# Goofy idea?



## LilysDad (Sep 25, 2014)

I've had thoughts about making a theme cane. My idea is to make one that would appeal to a fisherman.

I would begin with a wood handle that is shaped to look like a cork rod handle. The I would use a piece of a lighter colored wood that is tapered to make the shaft. This would be ornamented with a couple of large line guides fastened on with thread wrapping like the real ones are. The top of the handle would have a ball handle with a short piece of dowel added to give the appearance of a bobber. This would be painted red and white.

Now, normally we talk nicely to strangers we don't know well. However, I would really like to know if this is a dumb idea.


----------



## cobalt (Nov 14, 2013)

It is really how you feel about dressing the shank the finished piece may appeal to fishermen but I would do a quick drawing 1st to see what it looks like even make a quick model out of play dough then asses it . this will help you to get the size of the carving in proportion

If you think it looks okay then it is. it may or may not be to every ones taste but does that matter it is always good to explore ideas some work some don't we have all been there .

you could always make you idea 1st then if you think its okay then attach it to the shank

I take it you mean a float for we have different terminology for things but it sounds like your making a walking/hiking stick on the lines of a fishing rod with a float attached?


----------



## Whiteroselad (Dec 4, 2015)

This sounds like a good idea to me. Would this be a working stick or purely ornamental? The reason for asking is; The way I am imagining it is the tapered rod would be quite thin??? Would this cause a problem in everyday use? I also agree with "cobalt" it would be nice to see a sketch, just to see if I am picturing it correctly. N.


----------



## gdenby (Apr 27, 2013)

I'd thought of a similar cane. Decided it could only be for show because the shaft would be too thin. Possibly cut a section from an old golf club for the shaft, and make it look like wood or bamboo?


----------



## LilysDad (Sep 25, 2014)

I wouldn't model a fly rod or such. Something like a deep sea fishing rod. And, of course it isn't going to be a 8 ft. cane, therefore I'm only showing the upper end of the rod. This would be made of some good hardwood; maple or oak. I guess you would say this is rather stylized.


----------



## CV3 (Jan 30, 2014)

The challenge of developing a theme cane or stick is fun. It is one of my favoret thing to do. I look forward to seeing what you come with.


----------



## Rodney (Jun 12, 2015)

I've seen at least one walking stick made from the butt end of a heavy fishing rod. I've also seen other antique canes that had actual usable fishing rods built inside. The reels were usually too tiny to use well though. I think a fishing rod themed stick would work out well.

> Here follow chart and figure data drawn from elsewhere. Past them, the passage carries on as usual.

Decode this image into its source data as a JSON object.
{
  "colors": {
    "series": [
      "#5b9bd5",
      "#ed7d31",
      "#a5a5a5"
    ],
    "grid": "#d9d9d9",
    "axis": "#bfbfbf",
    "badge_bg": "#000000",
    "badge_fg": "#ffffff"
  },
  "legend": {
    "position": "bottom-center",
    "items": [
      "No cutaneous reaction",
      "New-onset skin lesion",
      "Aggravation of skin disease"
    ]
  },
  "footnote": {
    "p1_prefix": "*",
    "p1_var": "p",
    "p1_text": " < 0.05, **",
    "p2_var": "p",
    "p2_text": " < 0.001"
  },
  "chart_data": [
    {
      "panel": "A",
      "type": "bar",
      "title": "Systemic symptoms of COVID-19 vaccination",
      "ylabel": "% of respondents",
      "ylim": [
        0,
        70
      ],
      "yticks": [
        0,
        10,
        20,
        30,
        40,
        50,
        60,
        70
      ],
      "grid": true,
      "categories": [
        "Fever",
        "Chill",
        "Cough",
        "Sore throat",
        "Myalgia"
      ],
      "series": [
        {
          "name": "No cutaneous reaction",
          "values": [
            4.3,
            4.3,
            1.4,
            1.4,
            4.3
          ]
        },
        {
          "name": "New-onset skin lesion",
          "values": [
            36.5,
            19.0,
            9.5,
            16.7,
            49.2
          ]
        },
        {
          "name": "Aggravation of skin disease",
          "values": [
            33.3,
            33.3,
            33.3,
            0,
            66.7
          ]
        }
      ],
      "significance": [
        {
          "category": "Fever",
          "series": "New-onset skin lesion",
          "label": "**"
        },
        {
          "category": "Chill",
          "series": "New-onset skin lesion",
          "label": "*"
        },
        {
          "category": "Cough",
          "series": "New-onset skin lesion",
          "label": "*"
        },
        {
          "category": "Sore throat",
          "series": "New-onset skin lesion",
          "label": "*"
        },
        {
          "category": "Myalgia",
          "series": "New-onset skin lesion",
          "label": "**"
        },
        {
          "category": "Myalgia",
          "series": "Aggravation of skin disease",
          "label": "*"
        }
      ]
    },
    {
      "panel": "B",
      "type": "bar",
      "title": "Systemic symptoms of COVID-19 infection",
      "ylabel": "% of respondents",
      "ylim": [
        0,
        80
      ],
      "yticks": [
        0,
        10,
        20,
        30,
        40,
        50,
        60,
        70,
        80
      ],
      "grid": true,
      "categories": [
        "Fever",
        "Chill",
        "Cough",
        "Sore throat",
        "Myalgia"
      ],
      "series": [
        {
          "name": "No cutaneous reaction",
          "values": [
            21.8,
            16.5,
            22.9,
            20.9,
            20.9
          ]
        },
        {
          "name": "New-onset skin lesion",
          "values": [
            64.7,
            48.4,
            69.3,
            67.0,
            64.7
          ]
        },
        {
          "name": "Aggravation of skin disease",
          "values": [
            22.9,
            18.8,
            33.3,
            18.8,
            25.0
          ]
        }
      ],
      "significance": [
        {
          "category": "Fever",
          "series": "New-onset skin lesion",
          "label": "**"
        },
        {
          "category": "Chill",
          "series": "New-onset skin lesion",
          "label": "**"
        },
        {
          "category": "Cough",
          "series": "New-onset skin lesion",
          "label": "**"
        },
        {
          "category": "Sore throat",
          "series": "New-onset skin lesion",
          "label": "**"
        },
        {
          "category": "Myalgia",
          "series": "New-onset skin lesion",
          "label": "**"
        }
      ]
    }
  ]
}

If it's a dumb idea you have plenty of company.

Rodney


----------



## cobalt (Nov 14, 2013)

the stick should be stylized to fit in with your ideas .I don't think there's any chance of it being to thin .I use shanks with a 1inch thickness at the top .they taper down to about 3/4 inch which I think is ideal .

just do the topper if you don't like it you will still have the shank but all sticks look better dressed

I have got some drawings of a stylized co- carp which I fancy doing some time its on a Japanese's style but its just get the movement of it right .hoping to wrap its tail around the shank somehow

but like you stick sometimes I just leave it as a idea until I think I have it right


----------



## GregGerard (Dec 6, 2015)

I think it's a great idea I'm a fisherman and know plenty others that would think it's very cool. Maybe the top could be a fishing lure Without the hooks of course...or a fish instead of a bobber.


----------



## cobalt (Nov 14, 2013)

It seems a popular idea so keen to see what it turns out like

good luck


----------



## GregGerard (Dec 6, 2015)

If you go to fishCarver.com and go into their gallery, you will find a stick with a carving of trout and Bobber that is awesome.


----------



## cobalt (Nov 14, 2013)

the site is worth a visit . his carving and painting looks exceptional

I do like the weather vanes he makes tempted to have a go at one myself.

I also use wild fowl decoys site for info and there pretty good .

Its not always about the carving its also about the quality of the finish and how its mounted


----------



## JJireh (Feb 7, 2013)

What I am 'hearing' you ask is.

You are wondering if a cane like this would 'sell' (since you are targeting a market) and would this be too 'goofy' to consider.

Goofy things sell, so it's always hard to judge. Especially to fishermen 

The market you are looking at is subset of Fishermen who need canes or are older that someone would purchase this a as a gag gift.

So overall market would be small to start with (any making of canes for sale is automatically minor) 
Could be a tough sale.

Just sketch it out and make your prototype and see where it goes. Never hurts to cast it out and see what bites


----------



## cobalt (Nov 14, 2013)

perhaps you should consider a wading staff for the project . it may be more appropriate

but whatever you choose the main thing is enjoy doing it.


----------



## GregGerard (Dec 6, 2015)

Giftshops in coastal towns.


----------